Kids and money
Posted February 2016
Teaching kids about the value of money
Most kids will go through a stage of thinking money just comes out of the money machine and doesn’t cost a thing, or if you don’t have cash just use the magic plastic card…
It’s important to gently steer them straight and explain that money doesn’t magically appear, it comes from hard work and unfortunately it's limited. Make them aware that there are things to pay for that they may not see e.g. living costs, power, internet, insurance etc.
You don’t need to go into too much detail, just enough so they understand that all these little costs help keep them safe, healthy and happy. Have open discussions about where your money goes, when they ask for a treat explain that you have money but it needs to pay for groceries to feed the family, power to keep us warm and ensure the TV works and roof over your heads.
Providing kids with pocket money is a great way to teach them about the value of money and how to manage their own budgets. The amount should depend on the age but remember that you are setting an expectation. Giving $10 a week to a 5 year old will mean that as they get older you’ll either need to fork out a $100 when they turn 10 or they won’t see the value in it and decide it isn’t worth doing their chores for a measly $10 anymore.
Whatever amount you decided to pay ensure they set a goal for their money and save a portion to go towards their goal with a little bit left over to spend (with your permission). When it comes to spending their money allow them to make mistakes and learn from them but also try and direct them towards making good choices.
A great experiment that our Jimmy J school champions use at school presentations is to empty a bucket full of lolly wrappers on to the floor, then having a bucket full of gold coins and tip them out – which would they rather have? Empty wrappers or money!
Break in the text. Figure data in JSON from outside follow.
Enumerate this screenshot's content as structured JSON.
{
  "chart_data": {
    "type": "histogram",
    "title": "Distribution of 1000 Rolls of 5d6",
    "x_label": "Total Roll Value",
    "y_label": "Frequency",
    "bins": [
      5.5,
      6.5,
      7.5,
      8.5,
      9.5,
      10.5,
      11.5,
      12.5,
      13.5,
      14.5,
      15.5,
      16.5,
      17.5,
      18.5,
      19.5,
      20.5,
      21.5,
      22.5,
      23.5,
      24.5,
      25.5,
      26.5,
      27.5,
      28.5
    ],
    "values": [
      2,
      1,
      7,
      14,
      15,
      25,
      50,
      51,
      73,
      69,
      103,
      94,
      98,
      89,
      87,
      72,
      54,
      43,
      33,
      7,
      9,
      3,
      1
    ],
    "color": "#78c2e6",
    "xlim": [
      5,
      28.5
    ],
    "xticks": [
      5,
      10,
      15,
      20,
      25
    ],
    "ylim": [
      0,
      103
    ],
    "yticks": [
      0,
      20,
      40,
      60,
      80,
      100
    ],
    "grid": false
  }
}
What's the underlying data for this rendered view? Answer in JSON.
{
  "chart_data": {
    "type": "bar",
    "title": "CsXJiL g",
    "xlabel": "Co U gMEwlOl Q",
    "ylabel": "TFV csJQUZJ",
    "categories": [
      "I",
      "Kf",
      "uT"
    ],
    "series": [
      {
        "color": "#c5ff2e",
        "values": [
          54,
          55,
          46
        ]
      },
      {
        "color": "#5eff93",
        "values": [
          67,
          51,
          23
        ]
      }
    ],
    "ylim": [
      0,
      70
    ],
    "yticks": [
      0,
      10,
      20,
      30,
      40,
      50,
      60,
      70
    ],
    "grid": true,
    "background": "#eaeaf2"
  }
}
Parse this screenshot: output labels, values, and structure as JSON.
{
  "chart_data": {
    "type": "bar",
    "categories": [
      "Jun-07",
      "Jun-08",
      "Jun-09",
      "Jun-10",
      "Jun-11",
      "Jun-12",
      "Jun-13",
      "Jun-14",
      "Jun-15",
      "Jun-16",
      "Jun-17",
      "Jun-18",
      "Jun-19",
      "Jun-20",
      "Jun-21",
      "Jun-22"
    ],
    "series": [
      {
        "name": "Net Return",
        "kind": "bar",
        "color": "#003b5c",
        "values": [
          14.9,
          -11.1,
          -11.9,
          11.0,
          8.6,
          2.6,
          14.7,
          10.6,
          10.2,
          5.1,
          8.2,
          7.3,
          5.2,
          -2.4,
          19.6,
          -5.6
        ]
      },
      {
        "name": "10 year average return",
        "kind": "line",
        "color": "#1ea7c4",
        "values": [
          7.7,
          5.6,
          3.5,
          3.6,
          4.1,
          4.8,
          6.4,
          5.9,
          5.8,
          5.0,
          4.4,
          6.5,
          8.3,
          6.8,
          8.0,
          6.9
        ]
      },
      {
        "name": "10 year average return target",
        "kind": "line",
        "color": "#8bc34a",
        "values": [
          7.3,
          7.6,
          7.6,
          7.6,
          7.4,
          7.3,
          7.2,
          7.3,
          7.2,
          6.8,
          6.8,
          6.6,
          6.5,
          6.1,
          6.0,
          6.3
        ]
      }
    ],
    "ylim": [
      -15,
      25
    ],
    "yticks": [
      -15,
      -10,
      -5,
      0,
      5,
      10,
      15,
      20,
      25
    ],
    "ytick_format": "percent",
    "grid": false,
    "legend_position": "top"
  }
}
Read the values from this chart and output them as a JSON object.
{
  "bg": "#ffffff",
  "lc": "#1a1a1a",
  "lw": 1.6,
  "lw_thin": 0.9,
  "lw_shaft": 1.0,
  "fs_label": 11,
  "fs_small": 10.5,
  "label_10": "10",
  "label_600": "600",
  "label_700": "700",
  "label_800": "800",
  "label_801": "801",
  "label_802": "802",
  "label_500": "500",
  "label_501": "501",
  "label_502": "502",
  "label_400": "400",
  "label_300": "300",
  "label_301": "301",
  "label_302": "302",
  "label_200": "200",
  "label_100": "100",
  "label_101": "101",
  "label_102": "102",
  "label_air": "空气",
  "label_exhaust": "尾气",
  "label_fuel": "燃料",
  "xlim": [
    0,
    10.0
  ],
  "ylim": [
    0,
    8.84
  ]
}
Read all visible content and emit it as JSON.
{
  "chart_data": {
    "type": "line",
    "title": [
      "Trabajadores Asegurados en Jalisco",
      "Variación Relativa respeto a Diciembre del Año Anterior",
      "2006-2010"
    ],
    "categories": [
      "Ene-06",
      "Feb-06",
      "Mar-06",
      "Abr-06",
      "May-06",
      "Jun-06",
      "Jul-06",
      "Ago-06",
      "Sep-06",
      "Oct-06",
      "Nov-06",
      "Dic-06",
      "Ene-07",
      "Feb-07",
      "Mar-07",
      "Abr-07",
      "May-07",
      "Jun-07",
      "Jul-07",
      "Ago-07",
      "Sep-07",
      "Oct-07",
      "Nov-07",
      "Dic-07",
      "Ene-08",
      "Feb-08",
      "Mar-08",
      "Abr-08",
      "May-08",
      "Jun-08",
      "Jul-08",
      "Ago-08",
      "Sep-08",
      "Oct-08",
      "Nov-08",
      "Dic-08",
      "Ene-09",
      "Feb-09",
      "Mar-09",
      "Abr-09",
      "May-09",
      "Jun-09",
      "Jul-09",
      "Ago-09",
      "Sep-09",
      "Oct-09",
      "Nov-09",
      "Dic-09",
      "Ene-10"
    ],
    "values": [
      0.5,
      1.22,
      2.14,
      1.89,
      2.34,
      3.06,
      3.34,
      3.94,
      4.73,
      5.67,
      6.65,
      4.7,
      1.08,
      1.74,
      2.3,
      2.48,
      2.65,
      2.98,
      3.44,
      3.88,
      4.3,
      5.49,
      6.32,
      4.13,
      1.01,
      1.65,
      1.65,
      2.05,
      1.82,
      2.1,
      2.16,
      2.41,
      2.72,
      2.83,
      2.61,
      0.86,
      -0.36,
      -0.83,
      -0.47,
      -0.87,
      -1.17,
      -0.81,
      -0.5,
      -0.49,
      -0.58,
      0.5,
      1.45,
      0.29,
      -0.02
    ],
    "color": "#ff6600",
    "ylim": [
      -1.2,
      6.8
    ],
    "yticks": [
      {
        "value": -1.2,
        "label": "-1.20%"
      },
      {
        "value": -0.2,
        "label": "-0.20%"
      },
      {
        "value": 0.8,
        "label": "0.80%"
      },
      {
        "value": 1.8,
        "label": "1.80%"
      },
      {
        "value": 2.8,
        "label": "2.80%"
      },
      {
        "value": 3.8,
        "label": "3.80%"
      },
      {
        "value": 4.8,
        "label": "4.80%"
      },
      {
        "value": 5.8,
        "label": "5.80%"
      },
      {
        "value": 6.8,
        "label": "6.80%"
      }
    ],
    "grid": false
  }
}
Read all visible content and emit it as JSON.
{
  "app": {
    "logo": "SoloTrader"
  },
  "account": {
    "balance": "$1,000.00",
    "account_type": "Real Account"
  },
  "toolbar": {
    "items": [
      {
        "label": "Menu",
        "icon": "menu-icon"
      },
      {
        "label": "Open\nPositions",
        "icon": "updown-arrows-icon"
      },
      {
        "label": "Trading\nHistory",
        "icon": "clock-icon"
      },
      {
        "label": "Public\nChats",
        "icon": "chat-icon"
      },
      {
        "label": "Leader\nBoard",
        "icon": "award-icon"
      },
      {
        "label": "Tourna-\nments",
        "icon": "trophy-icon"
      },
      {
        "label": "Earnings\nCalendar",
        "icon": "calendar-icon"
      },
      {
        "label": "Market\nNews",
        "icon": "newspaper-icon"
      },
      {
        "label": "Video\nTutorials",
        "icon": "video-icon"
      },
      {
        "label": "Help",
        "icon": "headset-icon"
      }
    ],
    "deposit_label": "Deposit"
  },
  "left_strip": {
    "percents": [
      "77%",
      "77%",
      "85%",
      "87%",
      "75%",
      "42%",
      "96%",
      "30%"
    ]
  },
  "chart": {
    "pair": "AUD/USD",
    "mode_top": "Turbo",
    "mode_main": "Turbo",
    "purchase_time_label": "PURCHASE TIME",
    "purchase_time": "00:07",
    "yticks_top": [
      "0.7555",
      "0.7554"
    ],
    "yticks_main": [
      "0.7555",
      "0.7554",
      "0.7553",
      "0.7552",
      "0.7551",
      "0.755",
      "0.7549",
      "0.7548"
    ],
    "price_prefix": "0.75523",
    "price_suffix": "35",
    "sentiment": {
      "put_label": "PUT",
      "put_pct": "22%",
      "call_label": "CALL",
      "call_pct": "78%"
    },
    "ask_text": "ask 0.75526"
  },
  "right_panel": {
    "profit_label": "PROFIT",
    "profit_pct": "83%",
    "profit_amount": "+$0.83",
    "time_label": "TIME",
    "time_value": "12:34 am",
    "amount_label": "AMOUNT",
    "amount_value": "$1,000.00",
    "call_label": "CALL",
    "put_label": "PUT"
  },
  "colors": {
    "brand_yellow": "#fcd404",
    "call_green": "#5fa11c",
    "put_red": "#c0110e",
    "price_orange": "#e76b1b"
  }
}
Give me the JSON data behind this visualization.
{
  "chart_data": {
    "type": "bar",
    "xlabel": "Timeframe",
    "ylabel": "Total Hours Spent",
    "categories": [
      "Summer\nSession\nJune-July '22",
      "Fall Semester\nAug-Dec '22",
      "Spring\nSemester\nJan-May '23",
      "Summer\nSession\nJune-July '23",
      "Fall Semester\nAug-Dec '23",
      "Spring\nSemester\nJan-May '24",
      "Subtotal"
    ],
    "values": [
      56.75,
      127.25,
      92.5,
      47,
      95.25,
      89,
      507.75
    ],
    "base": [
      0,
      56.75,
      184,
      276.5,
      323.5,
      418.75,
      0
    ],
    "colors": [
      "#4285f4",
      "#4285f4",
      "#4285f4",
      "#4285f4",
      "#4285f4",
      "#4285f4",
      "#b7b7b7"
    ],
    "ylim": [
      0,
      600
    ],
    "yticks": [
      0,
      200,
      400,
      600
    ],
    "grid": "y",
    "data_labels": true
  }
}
Of course, at the end of the day they are kids and they don’t have the will power of (some) adults. Remember that you are the parent and you have the final say on how and when their money is spent.
In the digital age, more and more transactions are completed online without the need for cash. Although it is important to learn the value of cold-hard cash, it’s also important to teach your kids about how money works for you when it’s not in your hands.
Instead of giving the pocket money in cash, set up a bank account for the kids and have an automatic payment transfer the pocket money each week. Log into the bank account and show your kids how their money is growing. Explain that once they reach their goal, they can go to the bank and withdraw it.
This is a great way to remove temptation whilst allowing them to personally experience the satisfaction of achieving their financial goals.